Musician John Mayer gave a talk at Berklee College of Music where he asked students a simple question: “Do you want people to listen to your music?”
“If you do,” he went on, “that means there are certain rules, like no song is longer than 4 minutes. You can write 10-minute songs and talk about how people don’t understand you, but you can’t complain that no one listens to your songs. Of course they don’t, it’s ten minutes long.”
This advice is applicable beyond music. People often try to compensate for their own insecurities by pretending other people don’t “get it” when they release something that doesn’t go as well as they hoped.
They say, “Oh, well if you were smart enough then you would understand this article/book/song/product I released.”
“Oh, if you had better taste, you would like this thing I made.”
And, sometimes, this is a fair thing to say. Everyone should have their own standards and be willing to hold to them. Trying to make something for everyone does deteriorate the quality. I tend to notice this on Twitter in particular where most accounts that rapidly gain followers do so by catering to the lowest common denominator and posting really simplistic, naive views.
However, there’s a balance. In many cases this attitude is counterproductive and a way of hiding. Instead of admitting to yourself that you care whether other people consume your work, you simply hide behind your “superior” taste. Nothing is for everyone, but most people want to make something for someone. Technologist Kevin Kelly has proposed that the right number is 1000 True Fans. It’s different for everyone but the number is something greater than no one and less than everyone.
One important part of getting people to consume is a certain form factor. Every medium has a certain form factor that people are used to.
For pop songs, that means the song is no longer than 4 minutes.
For books, it probably means you can read it linearly and it’s no longer than 80k words.
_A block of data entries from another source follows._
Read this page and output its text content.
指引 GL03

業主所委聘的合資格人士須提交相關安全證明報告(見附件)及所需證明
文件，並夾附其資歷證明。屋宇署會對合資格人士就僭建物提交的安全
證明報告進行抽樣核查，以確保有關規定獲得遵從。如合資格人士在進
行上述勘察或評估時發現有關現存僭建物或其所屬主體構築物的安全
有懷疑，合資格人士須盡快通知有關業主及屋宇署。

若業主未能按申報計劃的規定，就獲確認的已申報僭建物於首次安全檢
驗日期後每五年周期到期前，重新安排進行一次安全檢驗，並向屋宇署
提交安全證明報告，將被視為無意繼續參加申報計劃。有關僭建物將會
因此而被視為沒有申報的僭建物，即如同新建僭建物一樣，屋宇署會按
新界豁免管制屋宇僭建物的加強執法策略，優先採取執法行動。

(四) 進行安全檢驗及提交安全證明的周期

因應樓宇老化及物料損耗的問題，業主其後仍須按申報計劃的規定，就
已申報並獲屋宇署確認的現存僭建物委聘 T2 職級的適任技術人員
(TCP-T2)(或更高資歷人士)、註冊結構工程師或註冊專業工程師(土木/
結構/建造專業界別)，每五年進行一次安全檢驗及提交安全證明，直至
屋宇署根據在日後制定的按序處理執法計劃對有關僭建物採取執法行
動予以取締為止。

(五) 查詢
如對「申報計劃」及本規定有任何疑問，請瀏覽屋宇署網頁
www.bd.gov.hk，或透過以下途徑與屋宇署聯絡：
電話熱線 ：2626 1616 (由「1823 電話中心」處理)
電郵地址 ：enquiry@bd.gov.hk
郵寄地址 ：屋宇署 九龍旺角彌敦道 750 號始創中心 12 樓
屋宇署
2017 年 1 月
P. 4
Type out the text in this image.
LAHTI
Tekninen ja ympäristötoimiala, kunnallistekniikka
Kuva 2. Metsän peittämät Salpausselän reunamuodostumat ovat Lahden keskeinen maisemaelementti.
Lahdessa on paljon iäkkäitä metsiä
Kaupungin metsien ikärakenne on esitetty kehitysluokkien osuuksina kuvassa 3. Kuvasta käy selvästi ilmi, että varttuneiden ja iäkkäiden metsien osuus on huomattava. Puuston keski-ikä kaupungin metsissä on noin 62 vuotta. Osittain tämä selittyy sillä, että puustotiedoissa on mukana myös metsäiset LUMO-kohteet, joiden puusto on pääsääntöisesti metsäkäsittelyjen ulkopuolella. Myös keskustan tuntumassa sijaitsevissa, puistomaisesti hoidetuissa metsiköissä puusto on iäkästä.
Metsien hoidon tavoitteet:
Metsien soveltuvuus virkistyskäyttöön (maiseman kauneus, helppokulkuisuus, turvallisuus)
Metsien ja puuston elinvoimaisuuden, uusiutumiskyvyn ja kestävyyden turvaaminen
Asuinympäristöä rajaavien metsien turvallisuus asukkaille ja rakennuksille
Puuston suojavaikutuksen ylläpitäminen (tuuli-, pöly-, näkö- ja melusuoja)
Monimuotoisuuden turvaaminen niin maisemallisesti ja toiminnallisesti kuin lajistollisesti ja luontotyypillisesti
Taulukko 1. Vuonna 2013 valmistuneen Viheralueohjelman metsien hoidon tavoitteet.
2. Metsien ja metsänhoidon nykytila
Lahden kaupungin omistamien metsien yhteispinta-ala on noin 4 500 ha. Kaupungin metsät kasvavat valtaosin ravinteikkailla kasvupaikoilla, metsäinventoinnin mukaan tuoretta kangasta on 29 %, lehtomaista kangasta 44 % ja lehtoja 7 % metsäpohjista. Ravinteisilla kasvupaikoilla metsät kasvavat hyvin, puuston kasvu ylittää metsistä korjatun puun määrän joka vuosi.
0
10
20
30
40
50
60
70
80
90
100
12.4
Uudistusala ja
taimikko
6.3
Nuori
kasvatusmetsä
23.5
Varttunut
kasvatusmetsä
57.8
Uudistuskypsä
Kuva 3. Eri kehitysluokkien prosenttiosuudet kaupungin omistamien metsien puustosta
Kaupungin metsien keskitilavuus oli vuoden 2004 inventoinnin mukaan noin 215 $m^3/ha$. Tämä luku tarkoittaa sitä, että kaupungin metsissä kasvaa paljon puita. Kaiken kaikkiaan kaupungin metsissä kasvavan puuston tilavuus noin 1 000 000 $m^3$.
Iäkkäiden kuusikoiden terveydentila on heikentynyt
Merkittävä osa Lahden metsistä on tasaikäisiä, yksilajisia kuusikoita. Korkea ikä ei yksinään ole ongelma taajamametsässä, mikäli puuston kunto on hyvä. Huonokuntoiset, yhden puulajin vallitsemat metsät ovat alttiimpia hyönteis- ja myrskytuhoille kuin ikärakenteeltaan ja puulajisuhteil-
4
For podcasts, it probably means less than 2 hours.
Whatever you’re making, there is probably some form factor people are used to. You can make tweaks to it to differentiate, but if you try something totally different then your odds of getting a critical mass, go down markedly. Maybe that’s ok, but if you’re trying a radically different form factor, it’s your fault, not the audience.
People are used to reading a book sitting in their living room with a coffee, if your book is a web book with 40 different links then fewer people will use it. Basically, everything I wrote in my book The End of Jobs was posted on my site for free. Yet 10x more people read the book than read those essays on my site. Why? Because people are more used to reading 60k word books than binging 60k words on a blog.
Copywriters like to talk about the advice to “enter the conversation going on in your prospect’s mind”. Just as important is to “enter the habit loop going on in your prospect’s life.”
People have times where they listen to podcast or music, read books and blogs, and if your content doesn’t fit into those times because it’s so different, then you aren’t going to go too far.
Of course, these aren’t hard rules. Bohemian Rhapsody is 6 minutes long and really weird and what would the world be without Bohemian Rhapsody?
I think Pablo Picasso summed it up best: “Learn the rules like a pro, so you can break them like an artist.”